Reputation: 6668
I want to clean the comments and some other garbage or tags from the <body>
section in HTML using PHP and regex but my code not work:
$str=preg_replace_callback('/<body>(.*?)<\/body>/s',
function($matches){
return '<body>'.preg_replace(array(
'/<!--(.|\s)*?-->/',
),
array(
'',
), $matches[1]).'</body>';
}, $str);
The problem is that nothing happens. Comments will remain where they are or any cleaning to do, nothing happens. Can you help? Thanks!
EDIT:
Thanks to @mhall I figureout that my regex not work becouse of attributes in <body>
tag. I use his code and update this:
$str = preg_replace_callback('/(?=<body(.*?)>)(.*?)(?<=<\/body>)/s',
function($matches) {
return preg_replace('/<!--.*?-->/s', '', $matches[2]);
}, $str);
This work PERFECT!
Thanks people!
Upvotes: 2
Views: 301
Reputation: 50190
Aren't you making it too complicated? You don't need to jump in and out via a callback, since preg_replace
will make replacements at every match:
$parts = explode("<body", $str, 2);
$clean = preg_replace('/<!--.*?-->/s', '', $parts[1]);
$str = $parts[0]."<body".$clean;
Splitting the string into head and body excludes the head from substitution without a lot of messy regexps.
Note the s
after the pattern: '/.../s'
. This makes the dot in the regexp match embedded newlines along with other characters.
Upvotes: 0
Reputation: 3701
Try this.
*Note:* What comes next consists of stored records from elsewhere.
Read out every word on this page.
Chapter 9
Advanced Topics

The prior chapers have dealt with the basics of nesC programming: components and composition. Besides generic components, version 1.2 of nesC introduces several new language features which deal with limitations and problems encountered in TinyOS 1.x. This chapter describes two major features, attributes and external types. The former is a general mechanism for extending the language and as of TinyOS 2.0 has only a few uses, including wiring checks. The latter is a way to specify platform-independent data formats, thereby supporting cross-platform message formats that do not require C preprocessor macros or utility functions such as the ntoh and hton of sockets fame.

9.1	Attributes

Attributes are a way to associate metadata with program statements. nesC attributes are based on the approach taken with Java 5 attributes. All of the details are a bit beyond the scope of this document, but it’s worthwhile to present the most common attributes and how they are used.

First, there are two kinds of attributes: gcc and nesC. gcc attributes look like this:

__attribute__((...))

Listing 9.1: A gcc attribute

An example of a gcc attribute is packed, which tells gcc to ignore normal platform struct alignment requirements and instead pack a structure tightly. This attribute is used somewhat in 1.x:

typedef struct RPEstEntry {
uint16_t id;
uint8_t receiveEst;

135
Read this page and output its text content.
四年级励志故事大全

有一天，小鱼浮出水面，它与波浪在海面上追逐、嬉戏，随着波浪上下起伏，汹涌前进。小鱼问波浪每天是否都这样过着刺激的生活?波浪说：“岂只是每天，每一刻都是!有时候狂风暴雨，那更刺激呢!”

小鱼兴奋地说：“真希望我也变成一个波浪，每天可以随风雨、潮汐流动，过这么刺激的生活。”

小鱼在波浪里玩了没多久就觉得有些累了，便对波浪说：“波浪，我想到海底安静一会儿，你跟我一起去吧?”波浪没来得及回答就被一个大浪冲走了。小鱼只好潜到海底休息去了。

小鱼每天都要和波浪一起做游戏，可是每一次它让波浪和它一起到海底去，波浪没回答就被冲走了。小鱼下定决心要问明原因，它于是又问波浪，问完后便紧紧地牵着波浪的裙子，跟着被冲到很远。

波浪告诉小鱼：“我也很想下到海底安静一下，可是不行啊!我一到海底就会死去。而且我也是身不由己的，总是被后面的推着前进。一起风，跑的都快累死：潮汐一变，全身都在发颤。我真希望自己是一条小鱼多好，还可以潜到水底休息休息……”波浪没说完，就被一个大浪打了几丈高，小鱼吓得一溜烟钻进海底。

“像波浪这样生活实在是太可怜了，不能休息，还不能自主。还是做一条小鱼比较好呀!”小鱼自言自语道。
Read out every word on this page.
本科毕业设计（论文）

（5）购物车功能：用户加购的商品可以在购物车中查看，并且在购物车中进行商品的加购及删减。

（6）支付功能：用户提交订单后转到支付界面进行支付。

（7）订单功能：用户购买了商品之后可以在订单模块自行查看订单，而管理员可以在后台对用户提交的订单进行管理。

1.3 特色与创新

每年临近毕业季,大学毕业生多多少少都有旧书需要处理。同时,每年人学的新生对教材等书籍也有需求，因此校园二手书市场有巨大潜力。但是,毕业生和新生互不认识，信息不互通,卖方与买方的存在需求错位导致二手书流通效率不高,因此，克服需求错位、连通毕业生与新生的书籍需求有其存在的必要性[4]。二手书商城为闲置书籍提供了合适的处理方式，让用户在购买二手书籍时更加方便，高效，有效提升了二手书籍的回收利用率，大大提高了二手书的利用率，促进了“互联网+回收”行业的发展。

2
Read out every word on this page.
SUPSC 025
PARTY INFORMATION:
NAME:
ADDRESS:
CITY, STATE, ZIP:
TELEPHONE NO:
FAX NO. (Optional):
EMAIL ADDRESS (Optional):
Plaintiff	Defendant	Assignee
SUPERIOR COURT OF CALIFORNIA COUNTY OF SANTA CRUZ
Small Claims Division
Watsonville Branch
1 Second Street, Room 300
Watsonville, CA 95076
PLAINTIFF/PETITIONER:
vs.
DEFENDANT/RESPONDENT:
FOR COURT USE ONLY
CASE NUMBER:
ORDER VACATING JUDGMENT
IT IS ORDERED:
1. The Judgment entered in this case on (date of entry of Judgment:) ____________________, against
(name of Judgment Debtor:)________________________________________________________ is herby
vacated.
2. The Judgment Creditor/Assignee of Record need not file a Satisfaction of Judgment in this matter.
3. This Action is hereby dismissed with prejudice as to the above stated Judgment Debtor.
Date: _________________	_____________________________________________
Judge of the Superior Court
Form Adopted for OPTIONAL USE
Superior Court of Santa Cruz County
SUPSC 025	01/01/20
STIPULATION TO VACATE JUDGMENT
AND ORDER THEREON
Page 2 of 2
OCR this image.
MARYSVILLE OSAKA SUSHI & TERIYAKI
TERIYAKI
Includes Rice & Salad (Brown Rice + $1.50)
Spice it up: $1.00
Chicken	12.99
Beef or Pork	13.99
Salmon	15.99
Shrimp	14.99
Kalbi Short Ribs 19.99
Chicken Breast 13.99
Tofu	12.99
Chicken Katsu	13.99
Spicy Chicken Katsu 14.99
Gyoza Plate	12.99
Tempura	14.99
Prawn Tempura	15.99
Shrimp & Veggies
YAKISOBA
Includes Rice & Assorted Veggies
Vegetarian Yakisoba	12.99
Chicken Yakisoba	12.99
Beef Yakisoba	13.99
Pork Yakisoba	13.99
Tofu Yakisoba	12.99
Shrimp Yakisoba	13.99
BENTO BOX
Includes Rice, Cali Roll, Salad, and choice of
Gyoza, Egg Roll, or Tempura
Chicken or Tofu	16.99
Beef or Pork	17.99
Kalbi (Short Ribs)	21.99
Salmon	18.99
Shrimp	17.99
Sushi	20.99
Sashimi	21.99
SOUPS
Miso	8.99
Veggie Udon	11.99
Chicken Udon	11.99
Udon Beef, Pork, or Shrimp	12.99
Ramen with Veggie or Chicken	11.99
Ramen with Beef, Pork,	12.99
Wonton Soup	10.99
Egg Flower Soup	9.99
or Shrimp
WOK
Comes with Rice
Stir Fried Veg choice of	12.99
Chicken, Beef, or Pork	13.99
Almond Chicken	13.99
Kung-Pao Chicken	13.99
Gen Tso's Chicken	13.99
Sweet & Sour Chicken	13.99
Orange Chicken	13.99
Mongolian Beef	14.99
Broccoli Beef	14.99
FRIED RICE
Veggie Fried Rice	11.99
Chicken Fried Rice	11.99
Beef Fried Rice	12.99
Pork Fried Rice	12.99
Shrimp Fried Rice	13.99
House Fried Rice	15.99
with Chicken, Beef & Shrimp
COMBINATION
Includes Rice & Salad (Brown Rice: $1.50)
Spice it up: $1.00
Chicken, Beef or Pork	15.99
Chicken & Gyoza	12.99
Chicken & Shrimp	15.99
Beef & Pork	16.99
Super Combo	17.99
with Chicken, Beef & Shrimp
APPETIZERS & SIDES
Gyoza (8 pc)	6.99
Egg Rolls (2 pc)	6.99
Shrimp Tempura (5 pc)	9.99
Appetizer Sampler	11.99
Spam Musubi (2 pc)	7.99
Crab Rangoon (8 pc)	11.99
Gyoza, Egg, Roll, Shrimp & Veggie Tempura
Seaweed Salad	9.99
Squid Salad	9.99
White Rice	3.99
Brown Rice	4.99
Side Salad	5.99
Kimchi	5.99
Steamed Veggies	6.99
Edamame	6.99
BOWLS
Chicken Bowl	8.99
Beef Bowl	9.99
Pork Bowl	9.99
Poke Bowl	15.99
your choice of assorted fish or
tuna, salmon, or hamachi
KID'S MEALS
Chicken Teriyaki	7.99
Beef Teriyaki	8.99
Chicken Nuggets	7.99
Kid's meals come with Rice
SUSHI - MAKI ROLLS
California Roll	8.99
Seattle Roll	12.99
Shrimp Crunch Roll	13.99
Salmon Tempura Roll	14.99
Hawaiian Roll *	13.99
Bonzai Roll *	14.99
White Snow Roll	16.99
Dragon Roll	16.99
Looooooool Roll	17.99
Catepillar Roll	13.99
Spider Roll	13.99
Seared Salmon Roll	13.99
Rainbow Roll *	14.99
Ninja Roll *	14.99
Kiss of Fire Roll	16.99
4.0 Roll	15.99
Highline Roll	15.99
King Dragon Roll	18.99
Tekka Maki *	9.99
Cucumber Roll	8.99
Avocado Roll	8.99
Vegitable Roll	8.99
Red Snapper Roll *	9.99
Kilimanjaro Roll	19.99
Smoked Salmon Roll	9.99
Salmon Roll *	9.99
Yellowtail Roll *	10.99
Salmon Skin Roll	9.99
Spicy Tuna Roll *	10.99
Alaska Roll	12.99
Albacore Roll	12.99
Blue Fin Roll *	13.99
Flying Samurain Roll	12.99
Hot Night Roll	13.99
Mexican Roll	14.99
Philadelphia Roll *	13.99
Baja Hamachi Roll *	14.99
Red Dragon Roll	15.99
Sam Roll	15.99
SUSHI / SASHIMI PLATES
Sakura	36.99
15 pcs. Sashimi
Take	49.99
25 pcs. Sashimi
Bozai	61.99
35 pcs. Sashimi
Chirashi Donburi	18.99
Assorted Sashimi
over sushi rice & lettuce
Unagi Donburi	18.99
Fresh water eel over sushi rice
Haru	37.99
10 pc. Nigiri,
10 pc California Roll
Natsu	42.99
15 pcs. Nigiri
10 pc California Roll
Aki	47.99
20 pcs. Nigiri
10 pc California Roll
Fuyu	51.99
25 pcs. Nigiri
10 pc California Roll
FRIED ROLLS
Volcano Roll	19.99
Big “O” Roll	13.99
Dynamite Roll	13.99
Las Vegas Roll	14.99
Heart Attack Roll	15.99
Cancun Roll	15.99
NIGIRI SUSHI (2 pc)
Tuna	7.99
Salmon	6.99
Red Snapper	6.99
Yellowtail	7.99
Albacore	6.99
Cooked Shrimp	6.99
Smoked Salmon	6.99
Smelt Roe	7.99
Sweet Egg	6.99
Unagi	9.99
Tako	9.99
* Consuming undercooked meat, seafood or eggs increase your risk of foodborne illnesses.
Made a modification on the preg_replace_callback
not to include the body
tags and replaced (.|\s)
with a .*
in preg_replace
. Also dropped the array
syntax from that and added a /s
modifier:
$str = <<<EOS
<html>
<body>
<p>
Here is some <!-- One comment --> text
with a few <!--
Another comment
-->
Comments in it
</p>
</body>
</html>
EOS;
$str = preg_replace_callback('/(?=<body>)(.*?)(?<=<\/body>)/s',
function($matches) {
return preg_replace('/<!--.*?-->/s', '', $matches[1]);
}, $str);
echo $str, PHP_EOL;
Output:
<html>
<body>
<p>
Here is some text
with a few
Comments in it
</p>
</body>
</html>
Upvotes: 2